Quando si realizza il reato di violazione degli obblighi di assistenza familiare?

Per verificare la sussistenza del reato di violazione degli obblighi di assistenza familiare, il soggetto attivo deve dimostrare di trovarsi in uno stato di vera e propria indigenza, non essendo sufficiente la disagiata condizione economica dell’obbligato alla prestazione dei mezzi di sussistenza.

Ciò vuol dire che la generica indicazione della condizione di disoccupato non esime da responsabilità,a meno che la disoccupazione sia incolpevole.

Anche la dichiarazione di fallimento non è di per se sufficiente a far venire meno l’obbligo di fornire i mezzi di sussistenza alla famiglia, a meno che non si dimostri che le difficoltà economiche dell’imputato si siano tradotte in stato di vera e propria indigenza economica e nell’impossibilità di adempiere, sia pure in parte alla suddetta prestazioni.

Quando si configura il reato di maltrattamenti in famiglia?

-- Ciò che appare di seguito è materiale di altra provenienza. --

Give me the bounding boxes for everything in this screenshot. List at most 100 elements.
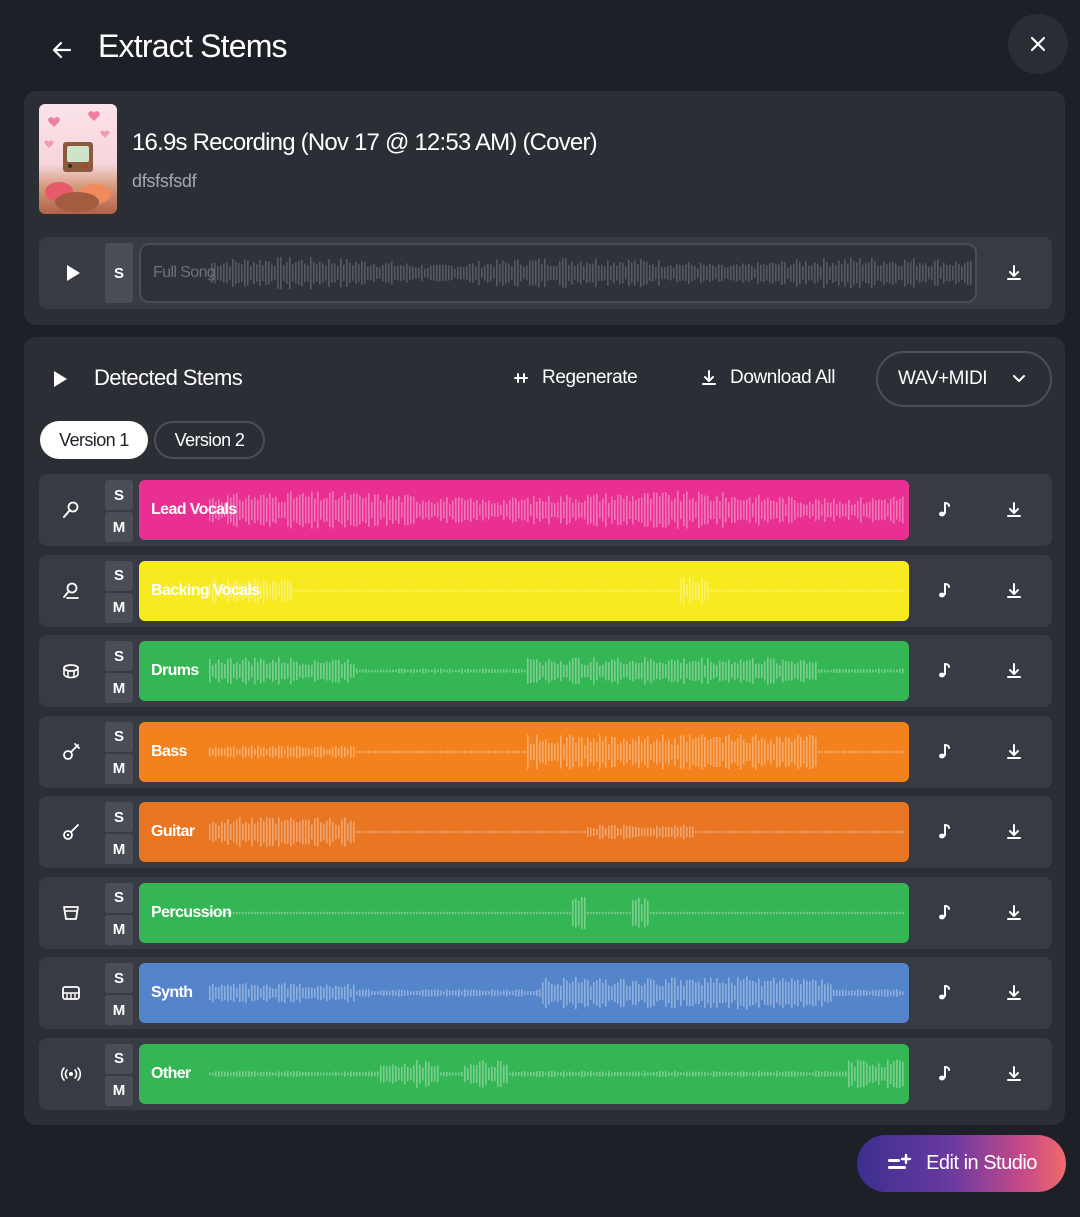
music-note-icon[interactable] — [929, 576, 959, 606]
tab-version-2[interactable]: Version 2 — [154, 421, 265, 459]
solo-button[interactable]: S — [105, 721, 133, 752]
stem-label: Bass — [151, 742, 187, 760]
stem-solo-mute: SM — [105, 1043, 133, 1108]
stem-row: S M Backing Vocals — [39, 554, 1052, 627]
waveform-graphic — [209, 976, 904, 1010]
download-icon[interactable] — [999, 495, 1029, 525]
stem-waveform[interactable]: Other — [139, 1043, 909, 1104]
stem-row: S M Synth — [39, 957, 1052, 1029]
mute-button[interactable]: M — [105, 914, 133, 945]
stem-waveform[interactable]: Drums — [139, 641, 909, 701]
waveform-graphic — [209, 733, 904, 770]
stem-solo-mute: SM — [105, 963, 133, 1027]
stem-waveform[interactable]: Percussion — [139, 882, 909, 943]
download-icon[interactable] — [999, 898, 1029, 928]
regenerate-label: Regenerate — [542, 367, 638, 388]
download-all-label: Download All — [730, 367, 836, 388]
close-icon — [1030, 36, 1046, 52]
guitar-icon — [57, 818, 85, 846]
solo-button[interactable]: S — [105, 480, 133, 510]
play-icon[interactable] — [61, 261, 85, 285]
stem-waveform[interactable]: Synth — [139, 963, 909, 1023]
mute-button[interactable]: M — [105, 592, 133, 623]
mute-button[interactable]: M — [105, 512, 133, 542]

Secondo l’art. 572 c.p. commette tale reato chi  ”maltratta una persona della famiglia, o un minore degli anni quattordici, o una persona sottoposta alla sua autorità, o a lui affidata per ragione di educazione, istruzione, cura, vigilanza o custodia, o per l’esercizio di una professione o di un’arte, è punito con la reclusione da uno a cinque anni”.

Cosa si intende per maltrattamenti?

Si parla di maltrattamenti quando il soggetto agente sottopone i familiari, anche non conviventi, a comportamenti abituali caratterizzati da una serie indeterminata di atti di molestie, ingiuria, minaccia, ecc, si da sottoporli ad un regime di vita dolorosamente vessatorio.

Quando si ha il reato di abuso dei mezzi di correzione?

L’art. 571 c.p. reprime la condotta di coloro che in forza della loro autorità abusano dei mezzi di correzione e di disciplina nei confronti della persona loro sottoposta o a loro affidata per ragioni di educazione, istruzione, cura, vigilanza o custodia o per l’esercizio di una professione o di un’arte, se dal fatto deriva un pericolo al corpo o alla mente.

Il reato può posto in essere dal personale della scuola, dal datore di lavoro, dal personale sanitario e da tutti colo ro che titolari del c.d. famigerato ius corrigendi sul cui significato ruota l’intera fattispecie.

Si può anche in sede civile chiedere tutela contro la violenza familiare?

La legge n. 154 del 2001 ha introdotto nel codice civile i c.d. ordini di protezione, al fine di affrontare, in via d’urgenza, le situazioni che possono esporre a gravi rischi i membri del nucleo familiare.

A tal fine l’art. 342 bis attribuisce al Giudice la facoltà di emanare, su richiesta di parte, un decreto per far fronte ad una condotta del coniuge o di altro convivente che possa recare grave pregiudizio all’integrità fisica o morale ovvero alla libertà dell’altro coniuge o di altro convivente.

Quale è il contenuto delle Leggi sugli ordini di protezione?

Tale decreto può contenere disposizioni circa la cessazione della condotta lesiva e l’allontanamento dalla casa familiare del soggetto che ponga tale comportamento aggiungendovi e, ove occorra, ulteriori prescrizioni volte ad inibire l’accesso ai luoghi abitualmente frequentati dall’istante, in particolare il luogo di lavoro, il domicilio della famiglia d’origine, i luoghi di istruzione della prole della coppia.

Il Giudice inoltre può disporre l’intervento dei servizi sociali o di un centro di mediazione familiare ed il pagamento di un assegno periodico a favore delle persone conviventi che, per l’effetto dei provvedimenti adottati, restino privi di mezzi adeguati di sostentamento, fissandone altresì modalità e tempi di pagamento e prescrivendo, se del caso, il versamento diretto di tale somma da parte del datore di lavoro dell’obbligato.